I am a big fan of Bitwarden's emergency access system and use it for my estate automation. Please let me know if there is a flaw in my setup or if you have a better idea/approach.
In short: Bitwarden allows you to set up a situation in which another Bitwarden account (e.g. your partner or child) gains access to your passwords. The other account will then have to explicitly demand access and you set a time (e.g. 2 weeks) in which you can revoke this in your account (you'll receive a big notification, impossible to accidentally miss). If you don't revoke it, the other account will have full access.
How I use this: I wrote a manual for my wife that is stored in our physical vault in case I die or become mentally incompetent. It explains how she can log in to a secondary Bitwarden account that i prepared and ask for emergency access to my account. After 2 weeks, she'll get access to everything (bank accounts, assets, social media etc.). I made it so it's pretty much impossible to access anything with just the Bitwarden account or just the paper. For example are all Passwords in Bitwarden incomplete and the missing characters are on the paper.
I think this will make it much easier for my wife to get along if I'm gone, especially since the bureaucracy is much slower and more complex to get her there, and some companies will simply refuse to give account access to those left behind, even after all proof has been presented.

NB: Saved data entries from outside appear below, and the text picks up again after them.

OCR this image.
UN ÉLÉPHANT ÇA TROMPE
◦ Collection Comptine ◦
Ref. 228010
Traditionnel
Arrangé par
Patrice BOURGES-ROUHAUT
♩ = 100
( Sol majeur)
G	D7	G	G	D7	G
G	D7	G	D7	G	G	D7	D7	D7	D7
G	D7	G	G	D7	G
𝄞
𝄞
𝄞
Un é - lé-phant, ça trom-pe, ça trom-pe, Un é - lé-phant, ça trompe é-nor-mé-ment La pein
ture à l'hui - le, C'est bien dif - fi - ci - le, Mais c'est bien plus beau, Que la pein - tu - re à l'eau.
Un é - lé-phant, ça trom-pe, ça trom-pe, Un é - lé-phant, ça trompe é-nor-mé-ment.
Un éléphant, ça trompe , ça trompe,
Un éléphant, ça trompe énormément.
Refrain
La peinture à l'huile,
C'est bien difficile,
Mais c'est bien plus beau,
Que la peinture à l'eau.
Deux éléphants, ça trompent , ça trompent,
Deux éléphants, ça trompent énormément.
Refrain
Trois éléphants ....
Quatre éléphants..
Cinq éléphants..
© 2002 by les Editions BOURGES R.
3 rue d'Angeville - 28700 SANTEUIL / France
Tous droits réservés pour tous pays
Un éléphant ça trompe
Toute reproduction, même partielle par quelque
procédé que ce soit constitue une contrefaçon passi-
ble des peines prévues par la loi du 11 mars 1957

Do you see any flaw here? Of course if one component is missing (e.g. Bitwarden goes down right with me or the paper gets lost, stolen or damaged), this will not work, but that's what makes it secure. I haven't found any better way of doing this. The only thing that comes close is https://superbacked.com, but here someone could get access to enough pieces and compromise me without me knowing.
I also wonder why no other password manager offers such solution and instead follows an "all or nothing" approach when it comes to emergency access. Bitwarden is not perfect, but I'd keep using it for this single reason if I had to.
Thanks for reading all this, I'm looking forward to your replies!